Mwe di Malila Apenela had numerous children, among them the current deputy minister of international relations and national integration Franck Mwe di Malila. The in Germany living Artist Jonathan Mwe di Malila also belongs to his descendants (grandson).

== AS Dragons ==
Édouard Mwe di Malila Apenela started managing the AS Dragons in 1969. By his arrival he acquainted players like Pembele Ngunza, Magie Mafwala and Romain Bamuleke. 1985 he gave instructions to AS Dragons, now called Bilima. Also, through his engagement the team could win the congolese championship.

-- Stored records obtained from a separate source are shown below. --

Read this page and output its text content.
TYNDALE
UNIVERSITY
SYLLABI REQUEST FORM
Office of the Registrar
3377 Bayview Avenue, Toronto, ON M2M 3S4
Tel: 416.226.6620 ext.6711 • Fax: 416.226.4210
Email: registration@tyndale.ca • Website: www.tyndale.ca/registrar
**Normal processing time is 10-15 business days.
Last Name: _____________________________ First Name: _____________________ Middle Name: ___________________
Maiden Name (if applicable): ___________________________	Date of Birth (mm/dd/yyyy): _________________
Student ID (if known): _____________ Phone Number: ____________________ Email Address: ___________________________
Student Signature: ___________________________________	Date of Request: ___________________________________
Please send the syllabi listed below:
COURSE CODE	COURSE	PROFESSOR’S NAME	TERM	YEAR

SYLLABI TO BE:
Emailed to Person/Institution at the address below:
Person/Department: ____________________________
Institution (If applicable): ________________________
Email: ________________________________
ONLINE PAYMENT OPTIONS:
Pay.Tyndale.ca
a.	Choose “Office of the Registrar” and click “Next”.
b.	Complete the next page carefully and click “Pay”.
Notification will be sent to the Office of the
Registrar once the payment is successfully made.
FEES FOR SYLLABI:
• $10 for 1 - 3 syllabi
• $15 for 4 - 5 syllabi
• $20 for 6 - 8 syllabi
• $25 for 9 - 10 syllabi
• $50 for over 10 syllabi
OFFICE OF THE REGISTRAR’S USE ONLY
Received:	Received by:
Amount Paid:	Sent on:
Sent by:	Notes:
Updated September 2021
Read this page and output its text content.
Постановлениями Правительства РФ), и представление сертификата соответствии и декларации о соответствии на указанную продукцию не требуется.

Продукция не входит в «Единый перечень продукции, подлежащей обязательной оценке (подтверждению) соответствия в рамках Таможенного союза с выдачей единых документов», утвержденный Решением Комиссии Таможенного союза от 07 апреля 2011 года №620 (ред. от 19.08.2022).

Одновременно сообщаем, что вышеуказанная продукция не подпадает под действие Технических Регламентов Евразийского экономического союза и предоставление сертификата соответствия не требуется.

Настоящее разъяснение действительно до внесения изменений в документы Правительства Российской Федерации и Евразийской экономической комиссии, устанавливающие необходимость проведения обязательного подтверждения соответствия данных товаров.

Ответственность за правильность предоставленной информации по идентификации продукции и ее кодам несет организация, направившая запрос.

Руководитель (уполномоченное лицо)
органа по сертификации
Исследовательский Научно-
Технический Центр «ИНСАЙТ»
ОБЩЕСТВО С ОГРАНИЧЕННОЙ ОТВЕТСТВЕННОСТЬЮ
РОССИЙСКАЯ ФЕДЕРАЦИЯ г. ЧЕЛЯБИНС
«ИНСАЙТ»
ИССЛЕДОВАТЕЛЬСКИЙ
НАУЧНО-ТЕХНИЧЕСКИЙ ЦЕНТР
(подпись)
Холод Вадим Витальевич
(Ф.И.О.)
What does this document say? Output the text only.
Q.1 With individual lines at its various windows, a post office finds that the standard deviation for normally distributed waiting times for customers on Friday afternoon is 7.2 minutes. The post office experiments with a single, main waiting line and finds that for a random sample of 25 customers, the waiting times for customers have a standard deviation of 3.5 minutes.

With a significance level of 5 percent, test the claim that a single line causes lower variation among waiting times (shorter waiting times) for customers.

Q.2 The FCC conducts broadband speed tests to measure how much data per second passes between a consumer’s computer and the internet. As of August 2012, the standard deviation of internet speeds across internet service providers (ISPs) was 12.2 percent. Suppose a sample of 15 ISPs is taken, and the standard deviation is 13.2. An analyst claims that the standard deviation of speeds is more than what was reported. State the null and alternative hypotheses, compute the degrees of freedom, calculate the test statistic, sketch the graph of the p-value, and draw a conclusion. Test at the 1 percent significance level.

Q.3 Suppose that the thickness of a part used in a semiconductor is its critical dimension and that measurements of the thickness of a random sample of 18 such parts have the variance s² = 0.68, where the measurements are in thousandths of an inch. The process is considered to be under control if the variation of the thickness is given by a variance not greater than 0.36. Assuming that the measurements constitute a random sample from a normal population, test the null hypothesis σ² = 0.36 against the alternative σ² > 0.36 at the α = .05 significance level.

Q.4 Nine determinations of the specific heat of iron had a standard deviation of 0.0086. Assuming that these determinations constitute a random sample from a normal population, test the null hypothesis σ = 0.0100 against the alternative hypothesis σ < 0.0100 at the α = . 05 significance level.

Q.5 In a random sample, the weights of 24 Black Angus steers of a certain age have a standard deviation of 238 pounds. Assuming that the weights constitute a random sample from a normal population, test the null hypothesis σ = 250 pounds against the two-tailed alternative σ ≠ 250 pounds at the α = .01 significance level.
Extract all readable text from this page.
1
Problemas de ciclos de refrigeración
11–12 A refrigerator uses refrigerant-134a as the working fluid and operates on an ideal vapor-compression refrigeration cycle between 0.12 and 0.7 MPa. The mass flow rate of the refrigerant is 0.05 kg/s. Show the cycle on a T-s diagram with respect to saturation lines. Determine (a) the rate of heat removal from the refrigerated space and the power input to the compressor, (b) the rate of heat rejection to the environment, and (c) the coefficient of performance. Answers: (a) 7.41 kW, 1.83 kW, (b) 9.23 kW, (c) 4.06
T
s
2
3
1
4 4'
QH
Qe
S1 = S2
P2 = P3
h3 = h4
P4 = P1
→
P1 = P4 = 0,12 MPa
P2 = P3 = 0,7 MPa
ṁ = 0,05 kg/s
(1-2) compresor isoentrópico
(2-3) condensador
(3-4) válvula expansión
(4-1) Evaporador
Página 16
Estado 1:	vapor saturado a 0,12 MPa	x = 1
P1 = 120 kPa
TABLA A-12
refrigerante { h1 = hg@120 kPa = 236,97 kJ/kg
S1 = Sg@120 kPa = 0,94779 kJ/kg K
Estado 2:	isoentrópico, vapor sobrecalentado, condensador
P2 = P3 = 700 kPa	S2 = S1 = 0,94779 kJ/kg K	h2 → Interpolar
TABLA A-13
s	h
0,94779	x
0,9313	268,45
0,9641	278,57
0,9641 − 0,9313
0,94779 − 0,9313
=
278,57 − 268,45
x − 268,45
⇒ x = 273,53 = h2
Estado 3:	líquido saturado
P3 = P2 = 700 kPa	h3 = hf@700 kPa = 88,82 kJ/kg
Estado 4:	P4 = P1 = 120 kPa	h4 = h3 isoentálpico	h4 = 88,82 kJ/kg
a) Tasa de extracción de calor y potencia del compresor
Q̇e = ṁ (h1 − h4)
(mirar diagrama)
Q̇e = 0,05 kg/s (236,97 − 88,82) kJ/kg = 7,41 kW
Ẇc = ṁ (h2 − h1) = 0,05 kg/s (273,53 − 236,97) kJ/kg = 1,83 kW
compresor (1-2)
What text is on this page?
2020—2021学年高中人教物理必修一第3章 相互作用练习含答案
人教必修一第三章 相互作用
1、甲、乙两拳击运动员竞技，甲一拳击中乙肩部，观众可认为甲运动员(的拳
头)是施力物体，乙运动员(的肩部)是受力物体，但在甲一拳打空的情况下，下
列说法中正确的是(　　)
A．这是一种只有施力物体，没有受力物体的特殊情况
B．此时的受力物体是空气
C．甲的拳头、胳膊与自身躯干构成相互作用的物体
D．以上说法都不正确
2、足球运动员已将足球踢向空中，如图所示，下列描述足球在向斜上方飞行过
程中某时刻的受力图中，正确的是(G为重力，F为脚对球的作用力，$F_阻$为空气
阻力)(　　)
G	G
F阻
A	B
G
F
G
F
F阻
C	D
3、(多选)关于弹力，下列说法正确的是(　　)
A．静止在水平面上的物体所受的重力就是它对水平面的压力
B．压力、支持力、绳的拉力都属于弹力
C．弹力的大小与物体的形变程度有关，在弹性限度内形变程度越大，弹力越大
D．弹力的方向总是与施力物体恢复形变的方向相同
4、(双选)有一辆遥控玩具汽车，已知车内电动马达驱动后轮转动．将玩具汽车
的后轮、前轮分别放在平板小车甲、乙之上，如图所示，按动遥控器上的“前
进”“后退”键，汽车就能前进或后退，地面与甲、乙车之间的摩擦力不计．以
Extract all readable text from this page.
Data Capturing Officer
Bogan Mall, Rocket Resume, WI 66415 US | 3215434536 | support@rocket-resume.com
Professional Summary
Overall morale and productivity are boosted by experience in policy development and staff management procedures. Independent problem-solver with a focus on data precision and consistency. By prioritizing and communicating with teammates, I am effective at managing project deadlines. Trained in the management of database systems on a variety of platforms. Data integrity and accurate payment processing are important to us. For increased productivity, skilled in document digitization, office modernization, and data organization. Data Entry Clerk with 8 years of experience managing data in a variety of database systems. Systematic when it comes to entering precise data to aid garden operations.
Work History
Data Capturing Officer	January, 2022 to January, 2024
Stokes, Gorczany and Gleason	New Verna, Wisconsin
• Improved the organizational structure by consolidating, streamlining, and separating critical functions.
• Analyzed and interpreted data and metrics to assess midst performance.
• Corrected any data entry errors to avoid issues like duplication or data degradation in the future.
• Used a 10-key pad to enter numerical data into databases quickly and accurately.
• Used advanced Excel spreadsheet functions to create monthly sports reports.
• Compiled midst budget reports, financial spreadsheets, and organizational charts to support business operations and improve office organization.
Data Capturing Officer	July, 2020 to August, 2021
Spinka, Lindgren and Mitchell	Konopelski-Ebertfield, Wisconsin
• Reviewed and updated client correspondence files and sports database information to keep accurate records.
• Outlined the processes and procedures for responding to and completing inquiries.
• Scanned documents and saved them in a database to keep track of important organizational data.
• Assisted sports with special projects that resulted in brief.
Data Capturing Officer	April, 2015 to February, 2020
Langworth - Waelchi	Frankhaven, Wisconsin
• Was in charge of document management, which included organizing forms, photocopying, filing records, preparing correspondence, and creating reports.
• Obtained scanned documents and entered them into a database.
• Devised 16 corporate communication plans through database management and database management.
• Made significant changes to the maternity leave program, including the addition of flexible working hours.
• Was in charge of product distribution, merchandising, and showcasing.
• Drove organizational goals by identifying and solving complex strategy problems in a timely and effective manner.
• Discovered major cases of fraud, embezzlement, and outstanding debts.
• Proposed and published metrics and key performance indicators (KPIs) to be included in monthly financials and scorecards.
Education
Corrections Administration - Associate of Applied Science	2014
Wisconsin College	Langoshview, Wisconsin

Thanks to his moral and financial contribution, Bilima could play the second time in its history: the 22nd African Cup against the Forces Armées Royales du Maroc, 1986, in the state of Kenya in Lubumbashi (Katanga).
Later he left the head of the sport commission to pass on the control to others. He remained active as donator of the club and as their president of supreme committee.

==Additional information==
Mwe di Malila died on 5 June 2014. He left his many children a huge estate empire which caused a big argument among them. Only four of his children have themselves declared as his only legitimate successor and heirs. This case is treated by the High Court in Kinshasa Gombe.
Because of his good reputation and popularity the Congolese singer Kwamy, wrote a song which is dedicated to Mwe di Malila after his dead and named "Véa Mokonzi" Mokonzi is Lingala and means as such as king or leader.